Vahap COŞKUN
Türkiye geçen Cuma gecesi koronavirüs ile mücadelesinde çok büyük bir hatâ yaptı. Muhalefet ve uzmanlar uzunca bir süredir, salgının yayılmasını önlemek için kısmi ya da genel bir sokağa çıkma yasağı ilan edilmesini talep ediyordu. Hükümet ise “Türkiye’de her şart altında çarkların dönmesi gerekir” düşüncesiyle bu talepleri ısrarla reddediyordu. Hattâ iktidara yakın medya gruplarında, ciddi ciddi, sokağa çıkmanın bir tuzak olduğu ve halkı sokaktan çekerek hükümete karşı bir kalkışmanın tezgâhlandığını yazanlar bile oldu.
Ancak, artık kaçınılmaz bir gereklilik haline geldiğinden olsa gerek, İçişleri Bakanlığı Cuma gecesi saat 22 sularında, otuz büyükşehir ve Zonguldak’ta iki gün sokağa çıkılmasını yasakladı. Yasağın iki saat sonra devreye girecek olması, halkta bir panik havası yarattı. İnsanlar fırınlara, marketlere, bakkallara hücum etti.
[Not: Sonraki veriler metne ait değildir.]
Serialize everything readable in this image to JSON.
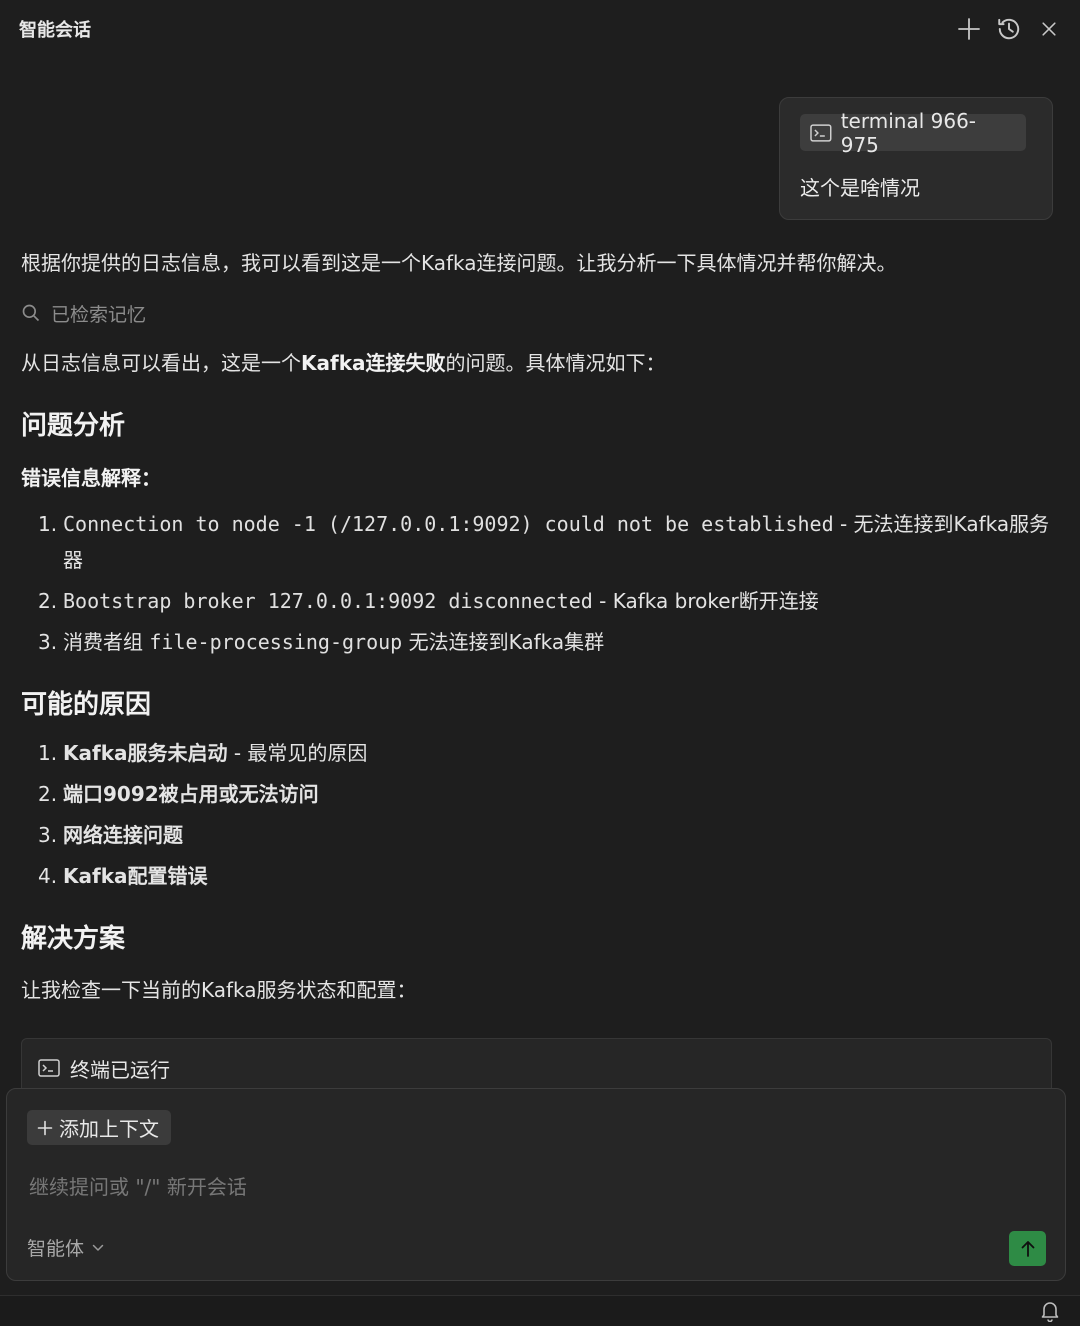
{
  "header": {
    "title": "智能会话",
    "icons": [
      "plus-icon",
      "history-icon",
      "close-icon"
    ]
  },
  "user_message": {
    "context_chip": "terminal 966-975",
    "text": "这个是啥情况"
  },
  "assistant": {
    "intro": "根据你提供的日志信息，我可以看到这是一个Kafka连接问题。让我分析一下具体情况并帮你解决。",
    "memory_status": "已检索记忆",
    "summary": {
      "prefix": "从日志信息可以看出，这是一个",
      "bold": "Kafka连接失败",
      "suffix": "的问题。具体情况如下："
    },
    "section1": {
      "title": "问题分析",
      "subtitle": "错误信息解释：",
      "items": [
        {
          "num": "1.",
          "code": "Connection to node -1 (/127.0.0.1:9092) could not be established",
          "text": " - 无法连接到Kafka服务器"
        },
        {
          "num": "2.",
          "code": "Bootstrap broker 127.0.0.1:9092 disconnected",
          "text": " - Kafka broker断开连接"
        },
        {
          "num": "3.",
          "pre": "消费者组 ",
          "code": "file-processing-group",
          "text": " 无法连接到Kafka集群"
        }
      ]
    },
    "section2": {
      "title": "可能的原因",
      "items": [
        {
          "num": "1.",
          "bold": "Kafka服务未启动",
          "text": " - 最常见的原因"
        },
        {
          "num": "2.",
          "bold": "端口9092被占用或无法访问",
          "text": ""
        },
        {
          "num": "3.",
          "bold": "网络连接问题",
          "text": ""
        },
        {
          "num": "4.",
          "bold": "Kafka配置错误",
          "text": ""
        }
      ]
    },
    "section3": {
      "title": "解决方案",
      "text": "让我检查一下当前的Kafka服务状态和配置："
    },
    "terminal_status": "终端已运行"
  },
  "input": {
    "add_context_label": "添加上下文",
    "placeholder": "继续提问或 \"/\" 新开会话",
    "value": "",
    "agent_mode": "智能体"
  },
  "colors": {
    "background": "#1e1e1e",
    "panel": "#262626",
    "send_button": "#2e8b45"
  }
}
Titizlikle uyulması gereken sosyal mesafe ve temastan kaçınma gibi mücadele ilkeleri unutuldu, sokaklar ana-baba gününe döndü.
Tablo çok rahatsız ediciydi. Hükümete salgınla savaşta danışmanlık yapan Bilim Kurulu üyeleri, bir hazırlık yapılmadan ve halka ihtiyaçlarını nasıl temin edeceklerini bildirmeden ilân edilen böyle bir yasağın, hiçbir şekilde kabul edilemez olduğunu ifade ettiler. Bir çuval incirin berbat edildiğini savunan bazı üyelerin Kuruldan istifa etmek istedikleri, ancak Sağlık Bakanı’nın gayretleriyle bu istifaların önüne geçildiği haberi kulislere yayıldı. Muhalefet partileri, iş bilmezliğinden ötürü bugüne kadar yapılan her şeyi boşa çıkardığı gerekçesiyle hükümete yüklendiler. Sosyal medyada iktidar topa tutuldu.
Mızrak çuvala sığmayınca
Her kesimden gelen eleştirilere hükümet önce iki şekilde karşılık verdi. Biri, İçişleri Bakanı Süleyman Soylu’nun verilen kararın doğru olduğunu savunmasıydı. Soylu’ya göre, Cumhurbaşkanı Erdoğan’ın talimatıyla alınan bu kararın hem zamanlaması hem de tatbiki yerindeydi; bazı yerlerde kalabalıkların oluşması ve bi rtakım arzu edilmeyen görüntülerin yaşanması doğaldı. Sokağa çıkma kararı ne zaman alınırsa alınsın bu tür manzaralar yaşanabilirdi ve zaten sınırlı sayıda insan sokağa inmişti. Dolayısıyla kararı ve ardından yaşananları abartmamak lâzımdı.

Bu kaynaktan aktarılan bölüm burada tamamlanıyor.